Bioscope shows were fronted by the largest fairground organs, and these formed the entire public face of the show. A stage was usually in front of the organ, and dancing girls would entertain the crowds between film shows.

Films shown in the Bioscope were primitive, and the earliest of these were made by the showmen themselves. Later, films were commercially produced.

Bioscope shows were integrated, in Britain at least, into the Variety shows in the huge Music Halls which were built at the end of the nineteenth century.

After the Music Hall Strike of 1907 in London, bioscope operators set up a trade union to represent them. There were about seventy operators in London at this point.

==Modern use==
In South Africa "Bioscope" or in Afrikaans "bioskoop" is an archaic word for the cinema and some people (especially older generations) still use it regularly.
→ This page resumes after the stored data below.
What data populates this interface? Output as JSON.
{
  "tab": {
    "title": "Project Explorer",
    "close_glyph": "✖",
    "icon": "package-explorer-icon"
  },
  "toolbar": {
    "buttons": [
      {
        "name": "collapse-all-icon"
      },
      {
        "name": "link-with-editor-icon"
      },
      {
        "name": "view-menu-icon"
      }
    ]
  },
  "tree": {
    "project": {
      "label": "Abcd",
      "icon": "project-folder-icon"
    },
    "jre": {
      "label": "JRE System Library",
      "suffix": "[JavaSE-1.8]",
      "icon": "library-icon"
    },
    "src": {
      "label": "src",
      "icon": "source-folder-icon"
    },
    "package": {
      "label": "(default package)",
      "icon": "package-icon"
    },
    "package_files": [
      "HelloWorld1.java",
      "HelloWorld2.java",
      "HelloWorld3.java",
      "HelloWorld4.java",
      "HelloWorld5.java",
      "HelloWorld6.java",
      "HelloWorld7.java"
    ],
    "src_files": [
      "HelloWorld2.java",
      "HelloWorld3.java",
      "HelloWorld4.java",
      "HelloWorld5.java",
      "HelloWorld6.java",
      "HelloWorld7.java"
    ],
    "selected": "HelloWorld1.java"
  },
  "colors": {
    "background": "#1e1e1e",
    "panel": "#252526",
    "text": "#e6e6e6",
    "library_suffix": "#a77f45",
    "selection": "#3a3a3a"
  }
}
Bioscopes and biocafes which served food and drink as you watched the film, dating back to the 1940s and 1950s closed in the 1970s, mostly due to the arrival of television in South Africa in 1976 which caused cinema attendances to severely drop.

In modern-day Dutch, "bioscoop" is a widespread term, and the equivalent of the English "movie theater" or "cinema".

In Serbian language, "bioskop" is a modern term for movie theater.

In the modern-day Indonesian Language, "bioskop" is a modern term for movie theater adopted from the Dutch during the colonial era.